Most of the comments online showed disgust. Some defended the woman’s actions online, which quickly became arguments.
“Can’t believe that you are so ignorant that you can not see why people would be forced to act like this, look around, attacks on Christians, everything American is offensive to immigrants (so why did you come?” college students are brainwashed to believe socialism is perfect,” a man named Ricky Jordan, from Texas, said.
“You were born with being politically correct has made human[s] weak, ready for complete control by the few powerful. Oh, wait, that would be the biggest form of slavery in the history of humans.”
“It’s hard to believe that this stuff happens in Fargo,” Dave Lanpher, from Fargo, said. “So much of what we have is the beautiful intersection of differences that can make a stronger community. The courage to stand up to racial bigotry is extraordinary, and I applaud them.”
“She’s disgusting, and anyone walking by that and not stopping to help those three women should be ashamed,” Ellen Becker said.
“Sickening that this type of behavior happens in our state,” Jon Starkey, of Napoleon, said. “Trump’s America.”
“You threatened to kill them, you terrorized them,” Martha Dille, of Moorhead, said. “You were saying what you really believe. Lots of people have bad days, but would never attack innocent people.”

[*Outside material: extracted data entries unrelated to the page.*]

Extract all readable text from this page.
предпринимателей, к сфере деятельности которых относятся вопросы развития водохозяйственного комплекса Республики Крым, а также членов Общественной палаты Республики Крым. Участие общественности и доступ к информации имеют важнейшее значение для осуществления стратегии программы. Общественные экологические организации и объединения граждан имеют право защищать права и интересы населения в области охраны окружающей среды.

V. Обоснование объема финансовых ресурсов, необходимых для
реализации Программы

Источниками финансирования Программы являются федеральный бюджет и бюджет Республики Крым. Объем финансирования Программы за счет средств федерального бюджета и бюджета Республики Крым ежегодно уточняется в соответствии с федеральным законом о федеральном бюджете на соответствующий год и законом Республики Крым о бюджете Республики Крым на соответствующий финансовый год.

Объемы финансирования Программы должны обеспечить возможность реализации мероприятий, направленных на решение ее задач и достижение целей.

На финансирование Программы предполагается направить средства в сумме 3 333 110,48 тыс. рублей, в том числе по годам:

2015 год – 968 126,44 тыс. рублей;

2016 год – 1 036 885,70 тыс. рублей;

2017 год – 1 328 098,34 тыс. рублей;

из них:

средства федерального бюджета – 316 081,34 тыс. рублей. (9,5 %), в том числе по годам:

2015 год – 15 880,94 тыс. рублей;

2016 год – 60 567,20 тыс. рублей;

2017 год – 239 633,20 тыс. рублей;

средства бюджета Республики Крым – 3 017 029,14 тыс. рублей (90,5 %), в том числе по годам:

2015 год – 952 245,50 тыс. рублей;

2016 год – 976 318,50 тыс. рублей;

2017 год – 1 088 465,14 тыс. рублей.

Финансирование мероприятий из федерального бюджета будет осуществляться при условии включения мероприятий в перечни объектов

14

“First of all we never say F*ck Jesus, because we Muslims believe in him as a prophet, a messenger of God, and that one day he will be back, so don’t be telling me no Muslim lady said that.” Kica Take Shahida, originally from Iraq, said.
“In case there are any doubts, I am not a nice guy,” Tom Asbridge, a retired rancher who ran for the North Dakota House of Representatives last year, said. “If humiliation for this type of behavior works, it will be done. No excuses. No level of tolerance on this subject today. This is not 117. It is not okay. Stand up.”
Dozens of commentators said that if they had been at the scene, they would have stopped the woman.